Is Entrepreneurship Through Acquisition The Answer To Building Wealth For People Of Color?


How to build wealth among people of color and to do so in a way that’s accessible to a critical mass of people? That’s the question four friends who all met through business school connections started discussing in earnest after the 2020 murder of George Floyd and the spotlight on racial inequities it fostered.

Their answer: boost business ownership by people of color, but with a twist. Instead of helping founders start something from scratch, they decided they’d focus on entrepreneurship through acquisition (ETA)—that is, buying an existing business. “It’s a much lower-risk path to entrepreneurship,” says Havell Rodrigues, cofounder and CEO of New Majority Capital, the Providence, RI, company they formed to boost ETA. “You have cash flow from day one.”

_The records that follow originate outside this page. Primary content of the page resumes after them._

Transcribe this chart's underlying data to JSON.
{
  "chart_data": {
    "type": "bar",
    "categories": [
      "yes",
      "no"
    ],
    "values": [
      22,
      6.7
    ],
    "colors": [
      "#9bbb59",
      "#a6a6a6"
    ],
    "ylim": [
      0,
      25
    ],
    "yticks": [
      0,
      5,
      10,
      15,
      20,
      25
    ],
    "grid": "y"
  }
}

That plan rests, in part, on the predicted silver tsunami of businesses coming on the market. That’s because millions of firms owned by baby boomers will be for sale or bequeathed over the next two decades. “This is a unique opportunity for under-represented entrepreneurs to acquire businesses and start on a path of building generational wealth,” says Allegra Stennett, cofounder. In Rhode Island alone, according to cofounder Darryl Lindie, there are about 20,000 small businesses with employees and 80% lack a succession plan.

Foundation

New Majority has two parts. First there’s New Majority Capital Foundation, which runs two programs. One, called Succession Ready, helps existing business owners thinking of retiring, over a period of five weeks, to get their companies ready for succession. Launched last fall in Providence, it covers everything from alternatives to selling to how to increase a firm’s valuation.

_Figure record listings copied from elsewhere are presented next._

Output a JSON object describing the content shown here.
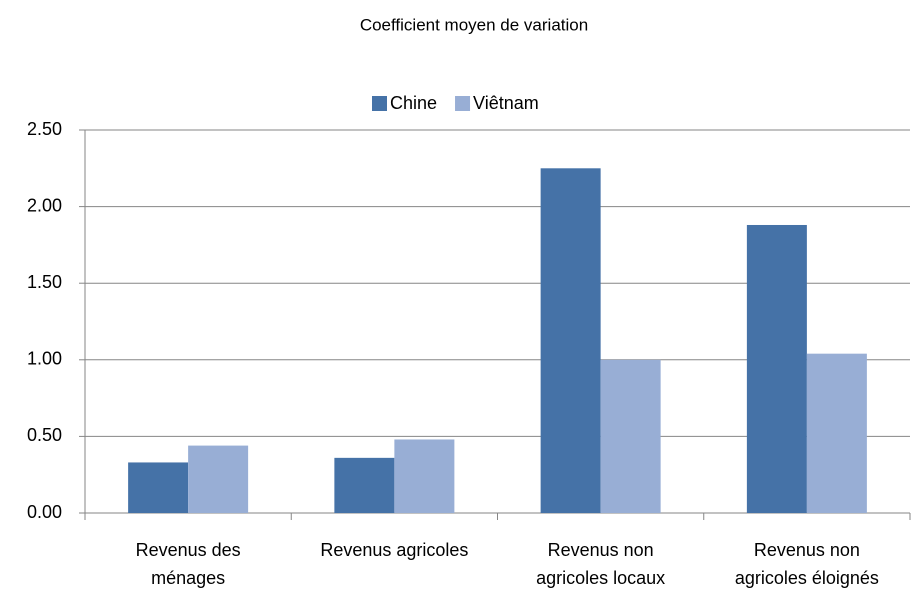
{
  "chart_data": {
    "type": "bar",
    "title": "Coefficient moyen de variation",
    "categories": [
      [
        "Revenus des",
        "ménages"
      ],
      [
        "Revenus agricoles"
      ],
      [
        "Revenus non",
        "agricoles locaux"
      ],
      [
        "Revenus non",
        "agricoles éloignés"
      ]
    ],
    "series": [
      {
        "name": "Chine",
        "color": "#4572a7",
        "values": [
          0.33,
          0.36,
          2.25,
          1.88
        ]
      },
      {
        "name": "Viêtnam",
        "color": "#98aed5",
        "values": [
          0.44,
          0.48,
          1.0,
          1.04
        ]
      }
    ],
    "ylim": [
      0,
      2.5
    ],
    "yticks": [
      {
        "value": 0,
        "label": "0.00"
      },
      {
        "value": 0.5,
        "label": "0.50"
      },
      {
        "value": 1,
        "label": "1.00"
      },
      {
        "value": 1.5,
        "label": "1.50"
      },
      {
        "value": 2,
        "label": "2.00"
      },
      {
        "value": 2.5,
        "label": "2.50"
      }
    ],
    "grid": true,
    "legend": "top"
  }
}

The other, which will launch next week, is bETA, an eight-week accelerator aimed at teaching entrepreneurs of color what they need to know to buy and expand an existing business. (It’s in -person for the first and last few days and virtual the rest of the time, a particularly important consideration for participants who hold a full-time job). That includes doing due diligence, hiring and operations, among other topics. It also covers looking for business brokers. At the end, they get a certification from Babson College, which is delivering the curriculum. It’s launching in Rhode Island, but the team plans to expand nationally this year.

New Majority held an introductory workshop in January for about 100 BIPOC individuals, to provide a glimpse of what ETA involves. About 35 or so of those people will comprise the first cohort.

The Fund

Graduates will form a pipeline for New Majority’s $50 million fund. It will provide up to 100% of financing for making an acquisition, with the ability to help finance around 50 acquisitions alongside banks and other investors. Three are three structures: One is for people able to make a down payment, the other two are for those who can’t do that. (All include 10% seller financing). Those who have the resources for a 2.5% down payment can access a 7a SBA loan, plus a 7.5% equity stake from New Majority and seller financing. Otherwise, they can split debt and equity, plus seller financing. Or New Majority takes a 90% equity stake with seller financing.

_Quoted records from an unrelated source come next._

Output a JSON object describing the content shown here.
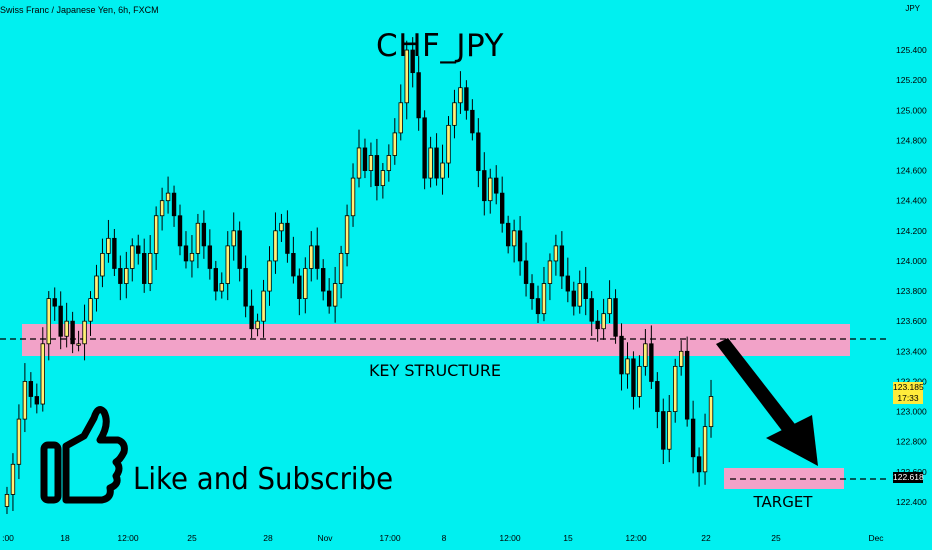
{
  "header": {
    "symbol_title": "Swiss Franc / Japanese Yen, 6h, FXCM",
    "big_title": "CHF_JPY",
    "currency": "JPY"
  },
  "annotations": {
    "key_structure": "KEY STRUCTURE",
    "target": "TARGET",
    "call_to_action": "Like and Subscribe"
  },
  "price_tags": {
    "live_price": "123.185",
    "countdown": "17:33",
    "target_price": "122.618"
  },
  "colors": {
    "background": "#00F0F0",
    "candle_bull": "#FFF176",
    "candle_bear": "#000000",
    "zone": "#F2A2C8",
    "price_tag_live": "#FFEB3B"
  },
  "chart_data": {
    "type": "candlestick",
    "title": "CHF_JPY",
    "y_axis_ticks": [
      "125.400",
      "125.200",
      "125.000",
      "124.800",
      "124.600",
      "124.400",
      "124.200",
      "124.000",
      "123.800",
      "123.600",
      "123.400",
      "123.200",
      "123.000",
      "122.800",
      "122.600",
      "122.400"
    ],
    "y_range": [
      122.32,
      125.48
    ],
    "x_axis_ticks": [
      ":00",
      "18",
      "12:00",
      "25",
      "28",
      "Nov",
      "17:00",
      "8",
      "12:00",
      "15",
      "12:00",
      "22",
      "25",
      "Dec"
    ],
    "zones": [
      {
        "name": "KEY STRUCTURE",
        "low": 123.39,
        "high": 123.6,
        "level": 123.49
      },
      {
        "name": "TARGET",
        "low": 122.56,
        "high": 122.7,
        "level": 122.618
      }
    ],
    "projection": {
      "from_price": 123.49,
      "to_price": 122.66,
      "direction": "down"
    },
    "closes": [
      122.45,
      122.65,
      122.95,
      123.2,
      123.1,
      123.05,
      123.45,
      123.75,
      123.7,
      123.5,
      123.6,
      123.45,
      123.45,
      123.6,
      123.75,
      123.9,
      124.05,
      124.15,
      123.95,
      123.85,
      123.95,
      124.1,
      124.05,
      123.85,
      124.05,
      124.3,
      124.4,
      124.45,
      124.3,
      124.1,
      124.0,
      124.05,
      124.25,
      124.1,
      123.95,
      123.8,
      123.85,
      124.1,
      124.2,
      123.95,
      123.7,
      123.55,
      123.6,
      123.8,
      124.0,
      124.2,
      124.25,
      124.05,
      123.9,
      123.75,
      123.95,
      124.1,
      123.95,
      123.8,
      123.7,
      123.85,
      124.05,
      124.3,
      124.55,
      124.75,
      124.6,
      124.7,
      124.5,
      124.6,
      124.7,
      124.85,
      125.05,
      125.4,
      125.25,
      124.95,
      124.55,
      124.75,
      124.55,
      124.65,
      124.9,
      125.05,
      125.15,
      125.0,
      124.85,
      124.6,
      124.4,
      124.55,
      124.45,
      124.25,
      124.1,
      124.2,
      124.0,
      123.85,
      123.75,
      123.65,
      123.85,
      124.0,
      124.1,
      123.9,
      123.8,
      123.7,
      123.85,
      123.75,
      123.6,
      123.55,
      123.65,
      123.75,
      123.5,
      123.25,
      123.35,
      123.1,
      123.3,
      123.45,
      123.2,
      123.0,
      122.75,
      123.0,
      123.3,
      123.4,
      122.95,
      122.7,
      122.6,
      122.9,
      123.1
    ]
  }
}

The equity, says Kris Schumacher, cofounder, “is designed to be as non-extractive as possible.” That means returns are typically limited, with a structure that allows entrepreneurs to have full ownership in five to seven years.

There’s also a crowdfunding campaign allowing non-accredited investors to invest in the company.

First Plans

The partners first considered the idea of creating a venture studio. It would come up with startup ideas and back founders who could get those businesses up and running. But, they realized, that approach had some glaring problems. First, was the high failure rate for new businesses in the U.S. The other was the likelihood that, because only a few of the ideas would probably succeed, they’d end up focusing their efforts on just a few companies, thereby limiting the number of entrepreneurs able to benefit and start generating generational wealth. “Having just a few people succeed is not going to move the needle,” says Stennett.

Better, they decided, was to offer a soup-to-nuts solution. “We needed a model through which all portfolio companies would have equal support so we could all succeed,” says Rodrigues.

Ultimately, it’s a plan that, the cofounders feel, will work for everyone. “Small businesses are a great driver of wealth creation and a great value proposition for all parties involved,” says Lindie.